We grant the government's motion for summary affirmance because the government's position is clearly right as a matter of law. Groendyke Transp., 406 F.2d at 1162. Dukes's facial and as-applied challenges to § 922(g) fail under plain error review because he has not identified any precedent from the Supreme Court or this Court holding that § 922(g)(1) is unconstitutional. Lejarde-Rada, 319 F.3d at 1291. Indeed, in United States v. Rozier, we held that felons as a class of persons were not entitled to possess a handgun under the Second Amendment. 598 F.3d 768, 770-71 (11th Cir. 2010). Dukes's contention that he possessed the firearm for protection makes no difference because, as we explained in Rozier, "the motive behind [the defendant's] possession"-be it self-defense or otherwise-"[was] irrelevant." Id. at 770. Rather, "felons are unqualified as 'a class' because they are not 'law-abiding citizens.'" United States v. Dubois, 94 F.4th 1284, 1292 (11th Cir. 2024) (quoting Rozier, 598 F.3d at 771). Under our prior precedent rule, "a prior panel's holding is binding on all subsequent panels unless and until it is overruled or undermined to the point of abrogation by the Supreme Court or this court sitting en banc." United States v. Archer, 531 F.3d 1347, 1352 (11th Cir. 2008). Although Dukes maintains that Bruen abrogated Rozier, we have squarely rejected that argument. Dubois, 94 F.4th at 1293 (holding that "Bruen did not abrogate Rozier"). Thus, Rozier is controlling in this case and, under Rozier, Dukes's constitutional challenges necessarily fail.

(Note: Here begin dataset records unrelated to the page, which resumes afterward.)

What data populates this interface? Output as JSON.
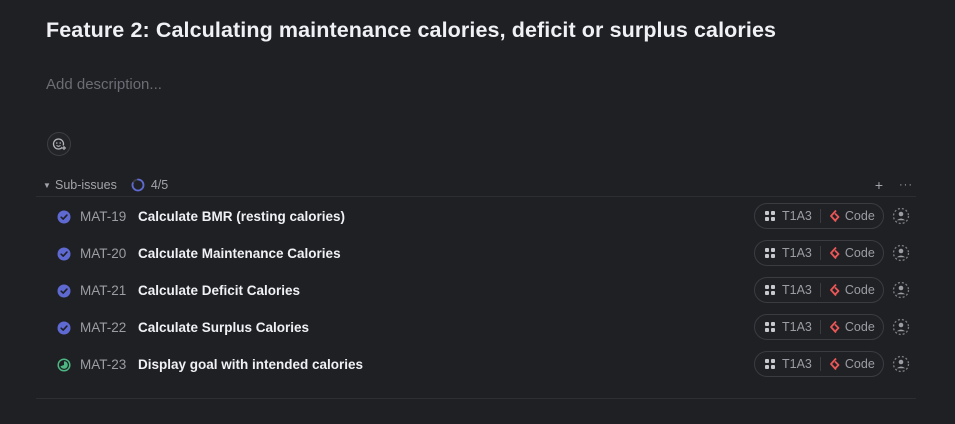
{
  "issue": {
    "title": "Feature 2: Calculating maintenance calories, deficit or surplus calories",
    "description_placeholder": "Add description..."
  },
  "icons": {
    "reaction": "add-reaction-icon",
    "caret": "caret-down-icon",
    "progress": "progress-ring-icon",
    "add": "plus-icon",
    "more": "more-horizontal-icon",
    "done": "check-circle-icon",
    "in_review": "in-progress-circle-icon",
    "project": "grid-icon",
    "label": "code-diamond-icon",
    "assignee": "unassigned-user-icon"
  },
  "colors": {
    "background": "#1f2023",
    "done": "#5e6ad2",
    "in_review": "#4cb782",
    "code_label": "#eb5757",
    "progress": "#5e6ad2"
  },
  "subissues": {
    "label": "Sub-issues",
    "count": "4/5",
    "progress": 0.8,
    "add": "+",
    "more": "···",
    "items": [
      {
        "id": "MAT-19",
        "title": "Calculate BMR (resting calories)",
        "status": "done",
        "project": "T1A3",
        "label": "Code"
      },
      {
        "id": "MAT-20",
        "title": "Calculate Maintenance Calories",
        "status": "done",
        "project": "T1A3",
        "label": "Code"
      },
      {
        "id": "MAT-21",
        "title": "Calculate Deficit Calories",
        "status": "done",
        "project": "T1A3",
        "label": "Code"
      },
      {
        "id": "MAT-22",
        "title": "Calculate Surplus Calories",
        "status": "done",
        "project": "T1A3",
        "label": "Code"
      },
      {
        "id": "MAT-23",
        "title": "Display goal with intended calories",
        "status": "in_review",
        "project": "T1A3",
        "label": "Code"
      }
    ]
  }
}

Contrary to Dukes's assertion, the Supreme Court's recent decision in United States v. Rahimi, 602 U.S.__, 144 S.Ct. 1889 (2024), does not change our analysis. In Rahimi, the Supreme Court considered a Second Amendment challenge to § 922(g)(8)(C)(i), which prohibits an individual who is subject to a domestic violence restraining order from possessing a firearm when the order includes a finding that he represents a credible threat to the safety of an intimate partner or a child of that partner or individual. See 144 S.Ct. at 1898. The Court ultimately upheld this firearm restriction as constitutional. Id. at 1901-02. Rahimi does not displace our holding in Dubois that Bruen did not abrogate Rozier. Rahimi did not involve § 922(g)(1) nor did it "otherwise comment on the precise issue before" us in Rozier. See Dubois, 94 F.4th at 1293 (alteration adopted) (quotations omitted); see id. ("An intervening Supreme Court decision abrogates our precedent only if the intervening decision is both clearly on point and clearly contrary to our earlier decision. If the Supreme Court never discussed our precedent and did not otherwise comment[ ] on the precise issue before the prior panel, our precedent remains binding." (internal citation omitted) (quotations omitted)). Moreover, in Rahimi, the Supreme Court once again reiterated, albeit in dicta, that the prohibition "on the possession of firearms by 'felons' . . . [is] 'presumptively lawful,'" which greatly undermines Dukes's position. 144 S.Ct. at 1902 (quoting District of Columbia v. Heller, 554 U.S. 570, 626, 627, n.26 (2008)). Thus, Rahimi does not help Dukes. Accordingly, Dukes has failed to show error, much less, plain error.
The government's motion for summary affirmance is GRANTED.